By Erin Ratigan/tr news editor

Georgia Phillips/The Collegian  NE Campus’ natural gas well operation has been in place for several years. The number of gas wells has increased in Tarrant County, leading some to connect them to a series of earthquakes that have occurred recently.
Georgia Phillips/The Collegian NE Campus’ natural gas well operation has been in place for several years. The number of gas wells has increased in Tarrant County, leading some to connect them to a series of earthquakes that have occurred recently.

The Azle area has been making headlines lately because of the high number of earthquakes that have occurred.

According to the city of Azle website, more than 20 earthquakes were recorded in the region since November. The Texas Railroad Commission, which is responsible for oil and gas regulation, hired a seismologist to study the area. One injection well was shut down, but that shutdown was reportedly not related to the recent earthquakes.

Brittany Osborn, a NW dance major who has lived in Azle for 13 years, said she experienced an earthquake a few months ago. Neither she nor her family was injured, but she said it was the “craziest thing she had ever felt.”

“I heard a shaking and banging sound, and my windows began to rattle, and I felt this sort of quick jolt,” she said. “It literally felt like I could feel the tectonic plates in the earth shift out and back in.”

Her grandparents were also affected, with picture frames falling from walls and glass breaking.

“Why is this happening so often all of a sudden?” she asked. “What are they doing to our earth for this to be happening?”

Contrary to popular belief, it is not fracking itself that is responsible for these quakes, said TR Campus geology instructor Michael Umphress, who has worked in the oil and gas industry for more than 20 years. The injection of wastewater into underground disposal wells is to blame, he said.

Umphress has written two letters to the Star-Telegram editor addressing the issue. In a letter sent in January, he referenced a study conducted in Denver in the ’60s, which linked disposal-well injection to an increase in earthquakes.

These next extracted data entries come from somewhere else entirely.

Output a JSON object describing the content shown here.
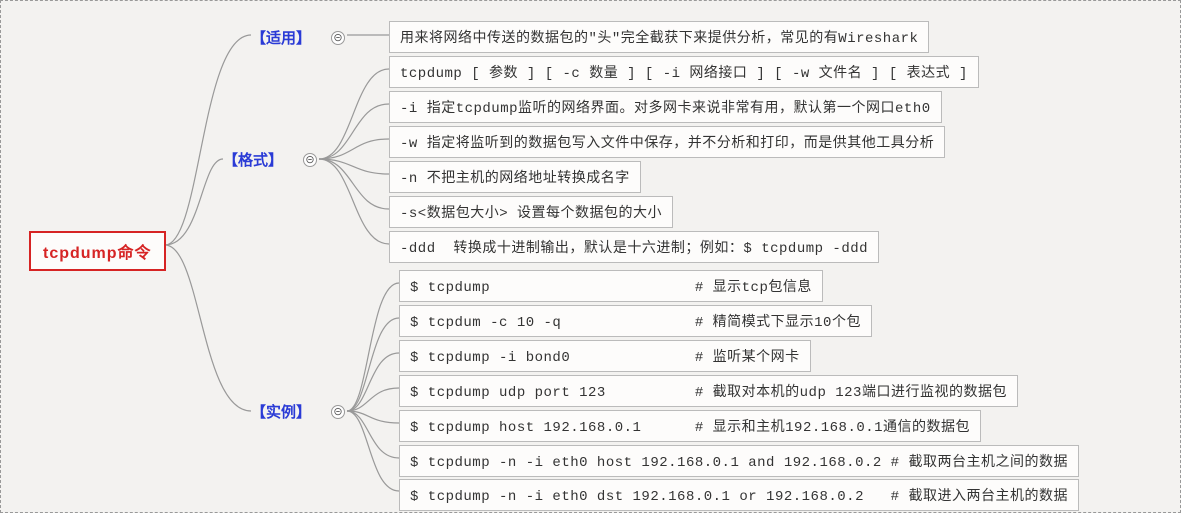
{
  "root": {
    "title": "tcpdump命令"
  },
  "branches": {
    "usage": {
      "label": "【适用】"
    },
    "format": {
      "label": "【格式】"
    },
    "example": {
      "label": "【实例】"
    }
  },
  "collapse_glyph": "⊝",
  "leaves": {
    "usage_1": "用来将网络中传送的数据包的\"头\"完全截获下来提供分析，常见的有Wireshark",
    "fmt_1": "tcpdump [ 参数 ] [ -c 数量 ] [ -i 网络接口 ] [ -w 文件名 ] [ 表达式 ]",
    "fmt_2": "-i 指定tcpdump监听的网络界面。对多网卡来说非常有用，默认第一个网口eth0",
    "fmt_3": "-w 指定将监听到的数据包写入文件中保存，并不分析和打印，而是供其他工具分析",
    "fmt_4": "-n 不把主机的网络地址转换成名字",
    "fmt_5": "-s<数据包大小> 设置每个数据包的大小",
    "fmt_6": "-ddd  转换成十进制输出，默认是十六进制；例如：$ tcpdump -ddd",
    "ex_1": "$ tcpdump                       # 显示tcp包信息",
    "ex_2": "$ tcpdum -c 10 -q               # 精简模式下显示10个包",
    "ex_3": "$ tcpdump -i bond0              # 监听某个网卡",
    "ex_4": "$ tcpdump udp port 123          # 截取对本机的udp 123端口进行监视的数据包",
    "ex_5": "$ tcpdump host 192.168.0.1      # 显示和主机192.168.0.1通信的数据包",
    "ex_6": "$ tcpdump -n -i eth0 host 192.168.0.1 and 192.168.0.2 # 截取两台主机之间的数据",
    "ex_7": "$ tcpdump -n -i eth0 dst 192.168.0.1 or 192.168.0.2   # 截取进入两台主机的数据"
  },
  "chart_data": {
    "type": "table",
    "title": "tcpdump命令 mindmap",
    "root": "tcpdump命令",
    "children": [
      {
        "label": "【适用】",
        "items": [
          "用来将网络中传送的数据包的\"头\"完全截获下来提供分析，常见的有Wireshark"
        ]
      },
      {
        "label": "【格式】",
        "items": [
          "tcpdump [ 参数 ] [ -c 数量 ] [ -i 网络接口 ] [ -w 文件名 ] [ 表达式 ]",
          "-i 指定tcpdump监听的网络界面。对多网卡来说非常有用，默认第一个网口eth0",
          "-w 指定将监听到的数据包写入文件中保存，并不分析和打印，而是供其他工具分析",
          "-n 不把主机的网络地址转换成名字",
          "-s<数据包大小> 设置每个数据包的大小",
          "-ddd  转换成十进制输出，默认是十六进制；例如：$ tcpdump -ddd"
        ]
      },
      {
        "label": "【实例】",
        "items": [
          "$ tcpdump                       # 显示tcp包信息",
          "$ tcpdum -c 10 -q               # 精简模式下显示10个包",
          "$ tcpdump -i bond0              # 监听某个网卡",
          "$ tcpdump udp port 123          # 截取对本机的udp 123端口进行监视的数据包",
          "$ tcpdump host 192.168.0.1      # 显示和主机192.168.0.1通信的数据包",
          "$ tcpdump -n -i eth0 host 192.168.0.1 and 192.168.0.2 # 截取两台主机之间的数据",
          "$ tcpdump -n -i eth0 dst 192.168.0.1 or 192.168.0.2   # 截取进入两台主机的数据"
        ]
      }
    ]
  }
}
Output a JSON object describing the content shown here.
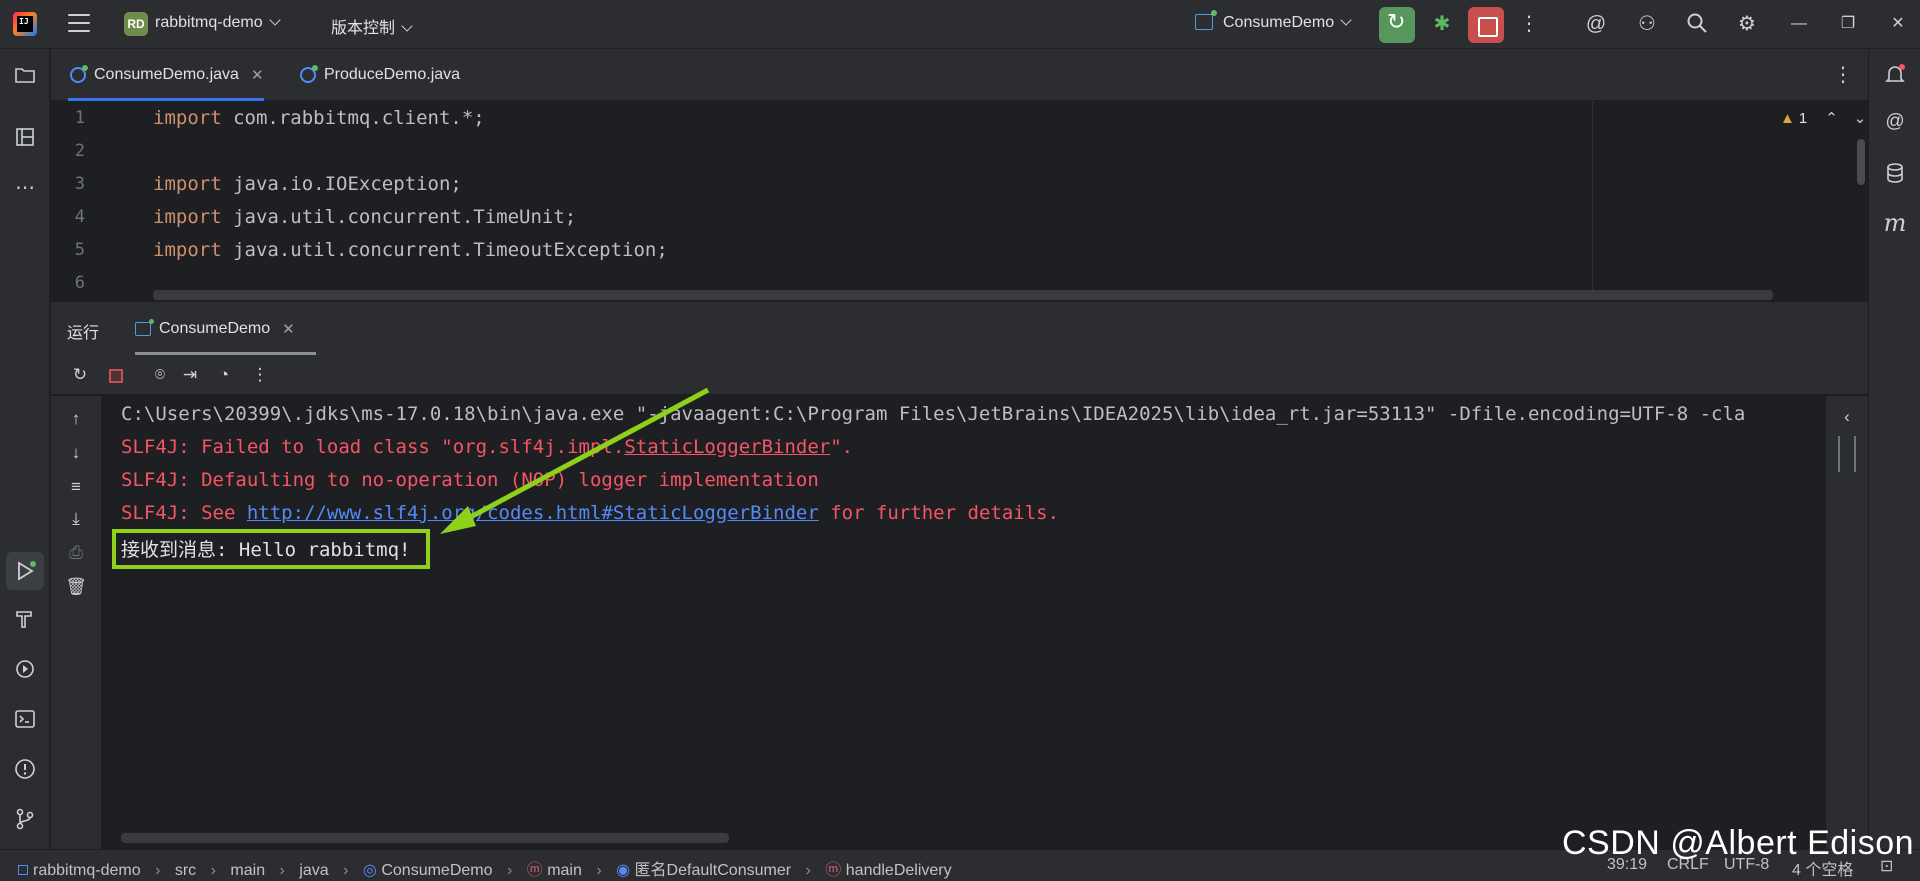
{
  "titlebar": {
    "project_badge": "RD",
    "project_name": "rabbitmq-demo",
    "vcs_menu": "版本控制",
    "run_config": "ConsumeDemo"
  },
  "editor": {
    "tabs": [
      {
        "label": "ConsumeDemo.java",
        "active": true
      },
      {
        "label": "ProduceDemo.java",
        "active": false
      }
    ],
    "warning_count": "1",
    "lines": [
      {
        "num": "1",
        "kw": "import",
        "rest": " com.rabbitmq.client.*;"
      },
      {
        "num": "2",
        "kw": "",
        "rest": ""
      },
      {
        "num": "3",
        "kw": "import",
        "rest": " java.io.IOException;"
      },
      {
        "num": "4",
        "kw": "import",
        "rest": " java.util.concurrent.TimeUnit;"
      },
      {
        "num": "5",
        "kw": "import",
        "rest": " java.util.concurrent.TimeoutException;"
      },
      {
        "num": "6",
        "kw": "",
        "rest": ""
      }
    ]
  },
  "run_panel": {
    "title": "运行",
    "tab_label": "ConsumeDemo"
  },
  "console": {
    "cmd_line": "C:\\Users\\20399\\.jdks\\ms-17.0.18\\bin\\java.exe \"-javaagent:C:\\Program Files\\JetBrains\\IDEA2025\\lib\\idea_rt.jar=53113\" -Dfile.encoding=UTF-8 -cla",
    "err1_prefix": "SLF4J: Failed to load class \"org.slf4j.impl.",
    "err1_link": "StaticLoggerBinder",
    "err1_suffix": "\".",
    "err2": "SLF4J: Defaulting to no-operation (NOP) logger implementation",
    "err3_prefix": "SLF4J: See ",
    "err3_link": "http://www.slf4j.org/codes.html#StaticLoggerBinder",
    "err3_suffix": " for further details.",
    "message": "接收到消息: Hello rabbitmq!"
  },
  "statusbar": {
    "crumbs": [
      "rabbitmq-demo",
      "src",
      "main",
      "java",
      "ConsumeDemo",
      "main",
      "匿名DefaultConsumer",
      "handleDelivery"
    ],
    "position": "39:19",
    "line_sep": "CRLF",
    "encoding": "UTF-8",
    "indent": "4 个空格"
  },
  "watermark": "CSDN @Albert Edison",
  "colors": {
    "highlight_box": "#8ed01a",
    "error_text": "#f75464",
    "link": "#548af7",
    "keyword": "#cf8e6d"
  }
}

Umphress said the reason for this link is the high level of pressure caused in rock formations. He said if injection sites limited their wastewater injection, earthquakes would decrease exponentially.

“It’s a simple solution,” he said. “You don’t need to have a seismologist being hired down in Austin.”

Coordinator of student support Demesia Razo is an adviser to Ethos, an environmental club on TR Campus, and said the earthquakes aren’t the only problem with fracking.

“The earthquakes are concerning, but there are also several other environmental concerns with fracking, including water and air pollution,” she said.

Razo lived in southern California for eight years and said she became used to experiencing earthquakes. What is most concerning to her is the increasing occurrences in areas with high levels of fracking.

“There is a lot of good information out there about fracking, so I would encourage everyone to become more informed about what is occurring in our backyards,” she said.

Razo recommends the film Gasland to anyone wanting to learn more about fracking.

However, Umphress called the film “a big joke” and said the scene where one citizen lit his tap water on fire was staged using range oil.

“They actually tied a gas line into that long enough to get that flame going,” he said.

Osborn said the increase in earthquakes has made her uncomfortable living in Azle.

“I feel kind of unsafe with all these earthquakes. I never knew Texas was prone to earthquakes,” she said. “To have all these earthquakes … gets me kind of worried.”

Osborn is one of many citizens reacting to the quakes. On Jan. 21, angry protesters descended upon Austin to have their voices heard by an assembly of the Texas Railroad Commission.

Umphress said the Railroad Commission needs to address citizens’ concerns about fracking rather than funding more studies.

“The reason I wrote that second letter to the Star-Telegram is because the folks in Azle were not getting answers from the Railroad Commission,” he said. “And that is so irritating.”